BALTIMORE -- Intermittent treatment with fluoxetine each month can greatly ease a woman's premenstrual dysphoric disorder--but can mean undertreatment if she has major depression.
And such an approach could catapult a woman with unrecognized bipolar disorder into mania, Dr. Karen L. Swartz warned at a mood disorders symposium sponsored by the Depression and Related Affective Disorders Association.
In women with major depressive disorder, bipolar disorder, or dysthymia, the symptoms can worsen during the luteal phase, thereby mimicking PMDD. A woman with any of these mood disorders may present to her psychiatrist, ob.gyn., or primary care provider with the complaint that she feels increased depression, anxiety, and affect lability in the week preceding onset of menses.
"What I see very commonly in my practice is women with ongoing major depressive symptoms that then worsen in the premenstrual period," said Dr. Swartz of the department of psychiatry and behavioral sciences at the Johns Hopkins University, Baltimore.
Physicians are more likely to encounter women with major depression than with PMDD because 15%-20% of women have major depression at some time in their lives while only 3%-5% have PMDD, she noted.
A primary care physician can readily do the careful assessment that is needed to distinguish between such mood disorders. An estimated 80% of women of reproductive age have some degree of premenstrual mood changes, so clearly there are not enough psychiatrists to handle their evaluation, Dr. Swartz said.
The best way to evaluate such patients is to have them keep a daily symptom diary for at least 2 months. A woman with PMDD will develop five or more of the symptoms of PMDD during the luteal phase of most menstrual cycles throughout the year, with the symptoms disappearing with menstruation, Dr. Swartz said at the symposium, also sponsored by the university.

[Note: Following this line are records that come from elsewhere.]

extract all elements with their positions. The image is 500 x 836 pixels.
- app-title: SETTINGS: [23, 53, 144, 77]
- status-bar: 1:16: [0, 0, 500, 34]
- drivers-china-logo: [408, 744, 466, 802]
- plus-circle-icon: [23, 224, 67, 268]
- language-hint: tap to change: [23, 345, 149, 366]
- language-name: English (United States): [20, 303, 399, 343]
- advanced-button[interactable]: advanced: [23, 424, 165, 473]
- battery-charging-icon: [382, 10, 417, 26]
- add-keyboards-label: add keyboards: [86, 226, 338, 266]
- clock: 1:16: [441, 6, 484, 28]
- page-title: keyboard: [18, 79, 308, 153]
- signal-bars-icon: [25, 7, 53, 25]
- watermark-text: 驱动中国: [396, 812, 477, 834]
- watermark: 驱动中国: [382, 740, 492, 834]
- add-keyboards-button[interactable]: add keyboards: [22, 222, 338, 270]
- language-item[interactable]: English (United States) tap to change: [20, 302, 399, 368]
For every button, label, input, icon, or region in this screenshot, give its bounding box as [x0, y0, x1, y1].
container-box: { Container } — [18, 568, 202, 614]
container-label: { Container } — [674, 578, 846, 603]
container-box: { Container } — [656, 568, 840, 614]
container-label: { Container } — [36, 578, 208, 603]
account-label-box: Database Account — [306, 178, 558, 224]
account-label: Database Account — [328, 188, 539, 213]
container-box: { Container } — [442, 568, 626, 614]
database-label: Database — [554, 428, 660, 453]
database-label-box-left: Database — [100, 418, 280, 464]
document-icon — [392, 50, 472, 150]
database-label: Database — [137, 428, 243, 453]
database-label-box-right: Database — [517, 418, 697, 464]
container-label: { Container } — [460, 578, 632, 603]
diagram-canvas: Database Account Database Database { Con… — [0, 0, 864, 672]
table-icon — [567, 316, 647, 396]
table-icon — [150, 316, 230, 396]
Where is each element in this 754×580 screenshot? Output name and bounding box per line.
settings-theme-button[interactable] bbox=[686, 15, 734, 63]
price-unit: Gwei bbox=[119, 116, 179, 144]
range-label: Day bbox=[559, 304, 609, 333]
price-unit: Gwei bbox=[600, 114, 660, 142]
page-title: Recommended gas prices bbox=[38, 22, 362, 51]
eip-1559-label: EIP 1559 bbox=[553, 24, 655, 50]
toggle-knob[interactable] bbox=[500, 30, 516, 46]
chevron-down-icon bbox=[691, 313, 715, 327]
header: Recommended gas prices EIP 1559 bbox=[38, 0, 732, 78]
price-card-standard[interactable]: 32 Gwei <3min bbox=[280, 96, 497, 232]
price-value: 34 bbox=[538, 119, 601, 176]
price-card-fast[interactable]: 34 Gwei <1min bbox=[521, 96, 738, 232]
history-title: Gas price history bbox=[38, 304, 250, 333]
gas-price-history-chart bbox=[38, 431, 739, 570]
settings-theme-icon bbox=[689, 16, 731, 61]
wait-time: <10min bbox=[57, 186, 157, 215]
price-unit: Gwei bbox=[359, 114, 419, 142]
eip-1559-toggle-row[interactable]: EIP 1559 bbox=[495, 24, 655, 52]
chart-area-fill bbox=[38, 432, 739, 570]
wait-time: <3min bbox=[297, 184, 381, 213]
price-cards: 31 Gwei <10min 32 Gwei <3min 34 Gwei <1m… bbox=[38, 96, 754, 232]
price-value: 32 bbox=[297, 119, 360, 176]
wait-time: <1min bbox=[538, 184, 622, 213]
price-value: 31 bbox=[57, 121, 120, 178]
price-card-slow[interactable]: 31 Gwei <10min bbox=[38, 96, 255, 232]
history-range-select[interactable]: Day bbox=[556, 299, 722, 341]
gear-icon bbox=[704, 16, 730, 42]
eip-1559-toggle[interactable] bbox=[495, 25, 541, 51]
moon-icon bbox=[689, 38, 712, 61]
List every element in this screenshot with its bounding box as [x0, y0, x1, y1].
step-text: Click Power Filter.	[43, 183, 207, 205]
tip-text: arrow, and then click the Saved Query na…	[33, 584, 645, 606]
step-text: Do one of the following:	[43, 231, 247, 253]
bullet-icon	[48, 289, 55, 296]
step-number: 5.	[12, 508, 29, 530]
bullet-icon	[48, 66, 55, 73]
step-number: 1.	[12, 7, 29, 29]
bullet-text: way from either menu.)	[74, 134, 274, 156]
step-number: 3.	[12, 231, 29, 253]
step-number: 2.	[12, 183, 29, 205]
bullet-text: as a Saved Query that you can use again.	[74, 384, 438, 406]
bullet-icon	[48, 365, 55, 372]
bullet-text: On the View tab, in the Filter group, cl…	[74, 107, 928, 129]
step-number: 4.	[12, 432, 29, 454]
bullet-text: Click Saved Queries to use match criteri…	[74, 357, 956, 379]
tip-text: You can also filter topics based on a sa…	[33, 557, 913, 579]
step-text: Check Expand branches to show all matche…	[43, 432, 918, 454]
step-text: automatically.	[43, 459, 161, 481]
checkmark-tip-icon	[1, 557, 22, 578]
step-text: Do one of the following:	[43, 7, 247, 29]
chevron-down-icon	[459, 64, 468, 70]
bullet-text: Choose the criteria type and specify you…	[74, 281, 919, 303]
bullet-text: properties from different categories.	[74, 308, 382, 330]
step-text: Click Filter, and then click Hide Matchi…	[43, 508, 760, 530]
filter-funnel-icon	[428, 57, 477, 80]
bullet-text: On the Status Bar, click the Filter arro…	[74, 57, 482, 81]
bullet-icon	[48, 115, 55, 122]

The symptoms of PMDD include depressed mood (perhaps with self-deprecating thoughts), marked anxiety! tension, marked affective lability, persistent and marked anger/increased interpersonal conflict, difficulty concentrating, hypersomnia/insomnia, food cravings, and feeling overwhelmed. Despite the overlap with some symptoms of other mood disorders, only PMDD involves breast tenderness, bloating, and headaches, she noted.
Women with luteal-phase exacerbation of major depression, panic disorder, dysthymia, or personality disorder also will report symptoms throughout the month. The symptoms will not disappear with the onset of menses.
The overlap between PMDD and major depression is illustrated by findings from a University of Pittsburgh study of 98 women who reported having had PMDD for 2 months. Interviews with psychiatrists showed that 19 of the women were having a major depressive episode at the time of the study so they were excluded. Of the remaining 78 women, interviews showed that 78% had a history of some psychiatric disorder, 46% had a history of major depression, and 10% had a personality disorder.
Dr. Swartz described a metaanalysis of 15 studies involving a total of 904 women with PMDD. About half were treated with placebo, and the other half received continuous or intermittent treatment with fluoxetine.
Active treatment significantly reduced symptoms, compared with placebo, and intermittent treatment was as effective as continuous treatment.